Thread: I need help with some Chebyshev's Theorum problems..

1. I need help with some Chebyshev's Theorum problems..

Hi everyone.. I am doing an at-home university course on Statistics for Business and Economics, I have been out of school for a number of years now and I need a little help.

I have just finished reading and learning Chebyshev's Theorum, z-Scores, and Empirical Rule.. i understand them, and did the first 5 problems without a hitch.
Heres what ive run in to that i dont get:
Of 1154 adults, average hours of sleep per night is 6.9, standard deviation is 1.2
a) use chebyshevs to find percentage that sleep between 4.5 and 9.3 - i worked that one out to be 75%
b) use chebyshevs to find % thats between 3.3 and 9.9..... heres where i am stuck, 6.9 - 3.3 = 3.6, 6.9 - 9.9 = -3.0
3.6 and -3.0 are not.. that same number of standard deviations apart. None of the methods or notes in the chapter tell me how to use this. All of the previous problems had the same number of SD's apart.. such as -2.4 and 2.4 in the a) part of the question.

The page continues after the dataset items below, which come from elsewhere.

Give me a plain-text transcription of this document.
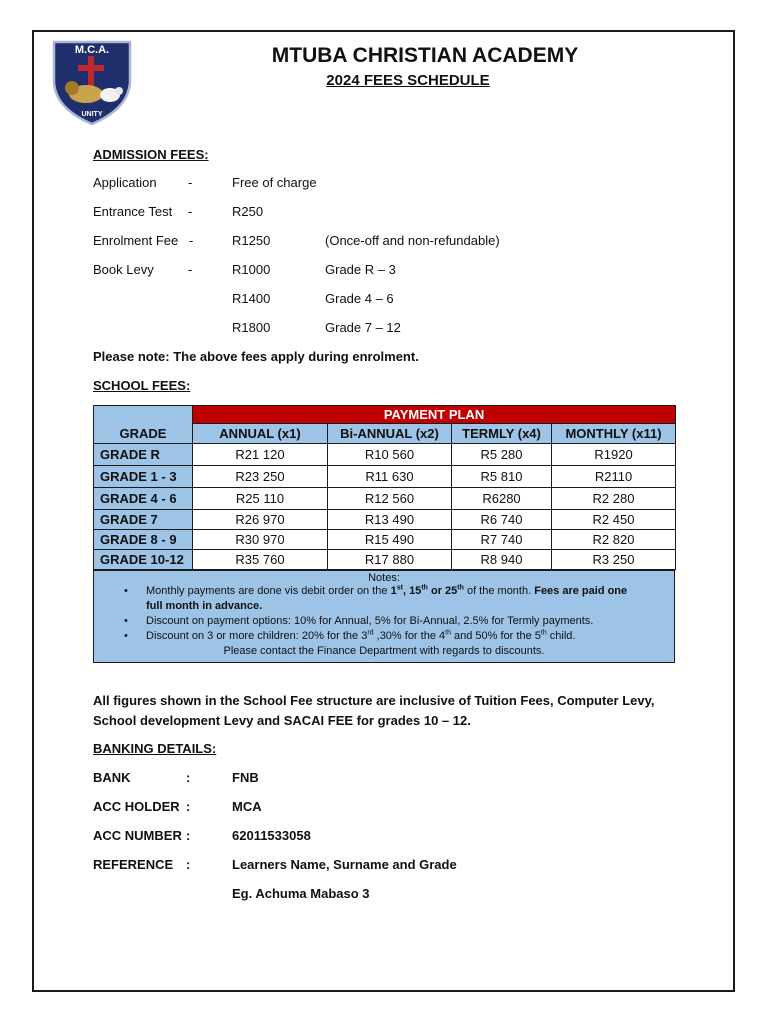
M.C.A.
UNITY
MTUBA CHRISTIAN ACADEMY
2024 FEES SCHEDULE
ADMISSION FEES:
Application -	Free of charge
Entrance Test -	R250
Enrolment Fee -	R1250	(Once-off and non-refundable)
Book Levy	-	R1000	Grade R – 3
R1400	Grade 4 – 6
R1800	Grade 7 – 12
Please note: The above fees apply during enrolment.
SCHOOL FEES:
GRADE	PAYMENT PLAN			
	ANNUAL (x1)	Bi-ANNUAL (x2)	TERMLY (x4)	MONTHLY (x11)
GRADE R	R21 120	R10 560	R5 280	R1920
GRADE 1 - 3	R23 250	R11 630	R5 810	R2110
GRADE 4 - 6	R25 110	R12 560	R6280	R2 280
GRADE 7	R26 970	R13 490	R6 740	R2 450
GRADE 8 - 9	R30 970	R15 490	R7 740	R2 820
GRADE 10-12	R35 760	R17 880	R8 940	R3 250
Notes:
• Monthly payments are done vis debit order on the 1st, 15th or 25th of the month. Fees are paid one
full month in advance.
• Discount on payment options: 10% for Annual, 5% for Bi-Annual, 2.5% for Termly payments.
• Discount on 3 or more children: 20% for the 3rd ,30% for the 4th and 50% for the 5th child.
Please contact the Finance Department with regards to discounts.
All figures shown in the School Fee structure are inclusive of Tuition Fees, Computer Levy,
School development Levy and SACAI FEE for grades 10 – 12.
BANKING DETAILS:
BANK	:	FNB
ACC HOLDER :	MCA
ACC NUMBER :	62011533058
REFERENCE :	Learners Name, Surname and Grade
Eg. Achuma Mabaso 3
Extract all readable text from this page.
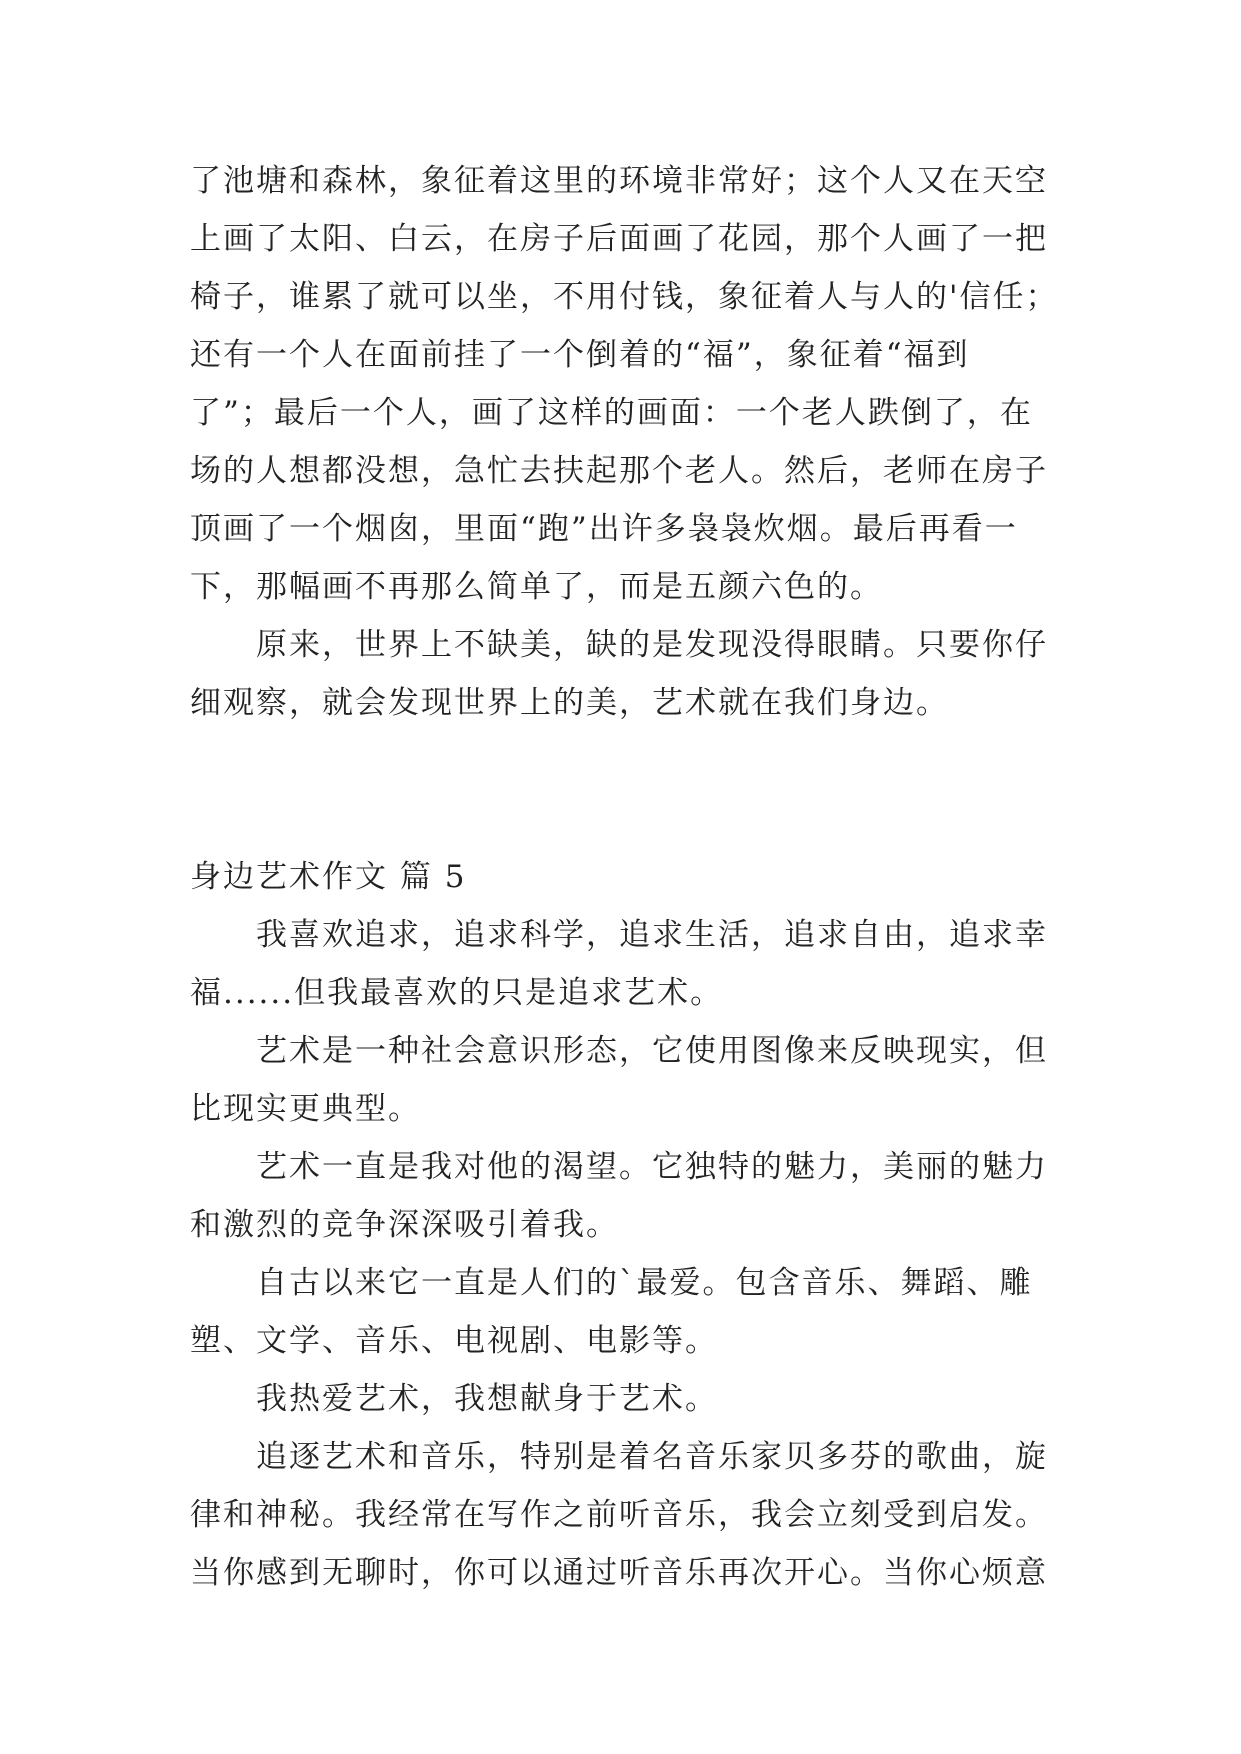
了池塘和森林，象征着这里的环境非常好；这个人又在天空
上画了太阳、白云，在房子后面画了花园，那个人画了一把
椅子，谁累了就可以坐，不用付钱，象征着人与人的'信任；
还有一个人在面前挂了一个倒着的“福”，象征着“福到
了”；最后一个人，画了这样的画面：一个老人跌倒了，在
场的人想都没想，急忙去扶起那个老人。然后，老师在房子
顶画了一个烟囱，里面“跑”出许多袅袅炊烟。最后再看一
下，那幅画不再那么简单了，而是五颜六色的。
原来，世界上不缺美，缺的是发现没得眼睛。只要你仔
细观察，就会发现世界上的美，艺术就在我们身边。
身边艺术作文 篇 5
我喜欢追求，追求科学，追求生活，追求自由，追求幸
福......但我最喜欢的只是追求艺术。
艺术是一种社会意识形态，它使用图像来反映现实，但
比现实更典型。
艺术一直是我对他的渴望。它独特的魅力，美丽的魅力
和激烈的竞争深深吸引着我。
自古以来它一直是人们的`最爱。包含音乐、舞蹈、雕
塑、文学、音乐、电视剧、电影等。
我热爱艺术，我想献身于艺术。
追逐艺术和音乐，特别是着名音乐家贝多芬的歌曲，旋
律和神秘。我经常在写作之前听音乐，我会立刻受到启发。
当你感到无聊时，你可以通过听音乐再次开心。当你心烦意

Orginally i just skipped that question and went to the next one, but i have a problem with it as well. Mean = 3, SD = 1
a) whats the percent between 2 and 3? <-- same as above, not the same number of SDs apart?
b) whats the percent between 1 and 4? <-- again.
c) what percent is more than 4?

Thanks in advance for any help you can offer me... please go easy on me, like i said ive been outta school for a while

2. Originally Posted by shatrocious
Hi everyone.. I am doing an at-home university course on Statistics for Business and Economics, I have been out of school for a number of years now and I need a little help.

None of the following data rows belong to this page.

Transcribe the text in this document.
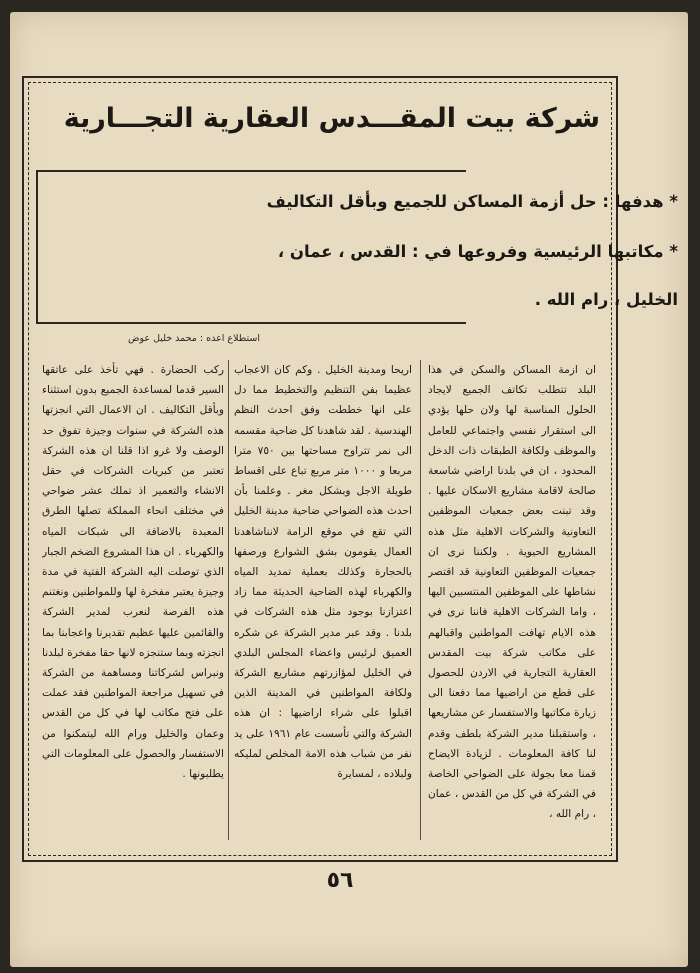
شركة بيت المقـــدس العقارية التجـــارية
* هدفها : حل أزمة المساكن للجميع وبأقل التكاليف
* مكاتبها الرئيسية وفروعها في : القدس ، عمان ،
الخليل ، رام الله .
استطلاع اعده : محمد خليل عوض
ان ازمة المساكن والسكن في هذا البلد تتطلب تكاتف الجميع لايجاد الحلول المناسبة لها ولان حلها يؤدي الى استقرار نفسي واجتماعي للعامل والموظف ولكافة الطبقات ذات الدخل المحدود ، ان في بلدنا اراضي شاسعة صالحة لاقامة مشاريع الاسكان عليها . وقد تبنت بعض جمعيات الموظفين التعاونية والشركات الاهلية مثل هذه المشاريع الحيوية . ولكننا نرى ان جمعيات الموظفين التعاونية قد اقتصر نشاطها على الموظفين المنتسبين اليها ، واما الشركات الاهلية فاننا نرى في هذه الايام تهافت المواطنين واقبالهم على مكاتب شركة بيت المقدس العقارية التجارية في الاردن للحصول على قطع من اراضيها مما دفعنا الى زيارة مكاتبها والاستفسار عن مشاريعها ، واستقبلنا مدير الشركة بلطف وقدم لنا كافة المعلومات . لزيادة الايضاح قمنا معا بجولة على الضواحي الخاصة في الشركة في كل من القدس ، عمان ، رام الله ،
اريحا ومدينة الخليل . وكم كان الاعجاب عظيما بفن التنظيم والتخطيط مما دل على انها خططت وفق احدث النظم الهندسية . لقد شاهدنا كل ضاحية مقسمه الى نمر تتراوح مساحتها بين ٧٥٠ مترا مربعا و ١٠٠٠ متر مربع تباع على اقساط طويلة الاجل وبشكل مغر . وعلمنا بأن احدث هذه الضواحي ضاحية مدينة الخليل التي تقع في موقع الرامة لانناشاهدنا العمال يقومون بشق الشوارع ورصفها بالحجارة وكذلك بعملية تمديد المياه والكهرباء لهذه الضاحية الحديثة مما زاد اعتزازنا بوجود مثل هذه الشركات في بلدنا . وقد عبر مدير الشركة عن شكره العميق لرئيس واعضاء المجلس البلدي في الخليل لمؤازرتهم مشاريع الشركة ولكافة المواطنين في المدينة الذين اقبلوا على شراء اراضيها : ان هذه الشركة والتي تأسست عام ١٩٦١ على يد نفر من شباب هذه الامة المخلص لمليكه ولبلاده ، لمسايرة
ركب الحضارة . فهي تأخذ على عاتقها السير قدما لمساعدة الجميع بدون استثناء وبأقل التكاليف . ان الاعمال التي انجزتها هذه الشركة في سنوات وجيزة تفوق حد الوصف ولا غرو اذا قلنا ان هذه الشركة تعتبر من كبريات الشركات في حقل الانشاء والتعمير اذ تملك عشر ضواحي في مختلف انحاء المملكة تصلها الطرق المعبدة بالاضافة الى شبكات المياه والكهرباء . ان هذا المشروع الضخم الجبار الذي توصلت اليه الشركة الفتية في مدة وجيزة يعتبر مفخرة لها وللمواطنين ونغتنم هذه الفرصة لنعرب لمدير الشركة والقائمين عليها عظيم تقديرنا واعجابنا بما انجزته وبما ستنجزه لانها حقا مفخرة لبلدنا ونبراس لشركاتنا ومساهمة من الشركة في تسهيل مراجعة المواطنين فقد عملت على فتح مكاتب لها في كل من القدس وعمان والخليل ورام الله ليتمكنوا من الاستفسار والحصول على المعلومات التي يطلبونها .
٥٦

I have just finished reading and learning Chebyshev's Theorum, z-Scores, and Empirical Rule.. i understand them, and did the first 5 problems without a hitch.
Heres what ive run in to that i dont get:
Of 1154 adults, average hours of sleep per night is 6.9, standard deviation is 1.2
a) use chebyshevs to find percentage that sleep between 4.5 and 9.3 - i worked that one out to be 75%
b) use chebyshevs to find % thats between 3.3 and 9.9..... heres where i am stuck, 6.9 - 3.3 = 3.6, 6.9 - 9.9 = -3.0
3.6 and -3.0 are not.. that same number of standard deviations apart. None of the methods or notes in the chapter tell me how to use this. All of the previous problems had the same number of SD's apart.. such as -2.4 and 2.4 in the a) part of the question.

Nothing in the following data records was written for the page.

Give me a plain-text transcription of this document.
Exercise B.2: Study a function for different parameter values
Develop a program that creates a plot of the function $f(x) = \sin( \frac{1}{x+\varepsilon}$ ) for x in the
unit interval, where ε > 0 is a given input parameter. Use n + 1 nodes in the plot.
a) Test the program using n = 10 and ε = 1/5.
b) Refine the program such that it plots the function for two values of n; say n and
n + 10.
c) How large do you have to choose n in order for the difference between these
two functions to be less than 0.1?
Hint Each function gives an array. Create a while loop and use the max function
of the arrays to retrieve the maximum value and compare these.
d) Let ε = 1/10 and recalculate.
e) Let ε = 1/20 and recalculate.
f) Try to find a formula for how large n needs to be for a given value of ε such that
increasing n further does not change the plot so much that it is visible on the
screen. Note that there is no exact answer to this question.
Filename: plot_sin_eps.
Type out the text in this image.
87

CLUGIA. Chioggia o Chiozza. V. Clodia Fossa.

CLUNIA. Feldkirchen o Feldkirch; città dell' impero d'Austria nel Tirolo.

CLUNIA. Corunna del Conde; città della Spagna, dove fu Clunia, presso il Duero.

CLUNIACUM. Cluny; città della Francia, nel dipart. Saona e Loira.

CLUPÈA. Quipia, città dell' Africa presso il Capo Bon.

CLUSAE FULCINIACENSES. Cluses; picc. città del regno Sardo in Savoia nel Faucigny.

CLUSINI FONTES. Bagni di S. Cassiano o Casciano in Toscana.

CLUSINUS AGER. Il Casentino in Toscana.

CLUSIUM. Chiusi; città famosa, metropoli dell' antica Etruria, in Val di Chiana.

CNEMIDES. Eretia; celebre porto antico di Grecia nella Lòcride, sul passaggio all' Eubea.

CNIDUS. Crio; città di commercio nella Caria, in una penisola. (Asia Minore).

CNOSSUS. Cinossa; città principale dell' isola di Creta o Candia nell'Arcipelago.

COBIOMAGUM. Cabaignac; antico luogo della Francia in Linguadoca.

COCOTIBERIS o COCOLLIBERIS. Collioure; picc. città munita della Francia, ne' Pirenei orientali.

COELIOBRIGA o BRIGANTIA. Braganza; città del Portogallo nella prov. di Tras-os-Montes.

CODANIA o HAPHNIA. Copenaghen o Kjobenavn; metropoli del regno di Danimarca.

From Chebyshev's inequality we have:

P(|x-mu|>=3.6)<=1/(3.6/1.2)^2

and

P(|x-mu|>=3.0)<=1/(3.0/1.2)^2

so:

P(|x-mu|<3.6)>1-1/(3.6/1.2)^2=0.8889

P(|x-mu|<3.0)>1-1/(3.0/1.2)^2=0.84

so we take the smaller of these:

P(-3<x-mu<3.6)>0.84

RonL

3. so.. chebyshevs inequality is ... an addition to the chebyshev theorum? my text mentions NOTHING about that (thusfar)
so i would always work them both out and use the smaller of the two?

sigh, i dont know if i can do this on my own..

4. Originally Posted by shatrocious
so.. chebyshevs inequality is ... an addition to the chebyshev theorum? my text mentions NOTHING about that (thusfar)
so i would always work them both out and use the smaller of the two?

sigh, i dont know if i can do this on my own..
Please tell us what you have been given under the name Chebyshev's theorem. The only variant I can find on the inequality is (and this may
be more appropriate to your problem) is the one sided Chebyshev inequality:

P(x-mu>= k1 sigma)<=1/(1+k1^2), for k1>0

Which will have a dual form:

P(x-mu<= -k2 sigma)<=1/(1+k2^2), for k2>0

Then in this case we would have:

P(x-mu>=3.6)<=0.1

and

P(x-mu<=-3.0)<=0.138

So:

P(-0.3<x-mu<3.6)>1-0.238 = 0.762

(though I doubt that this inequality is tight)

RonL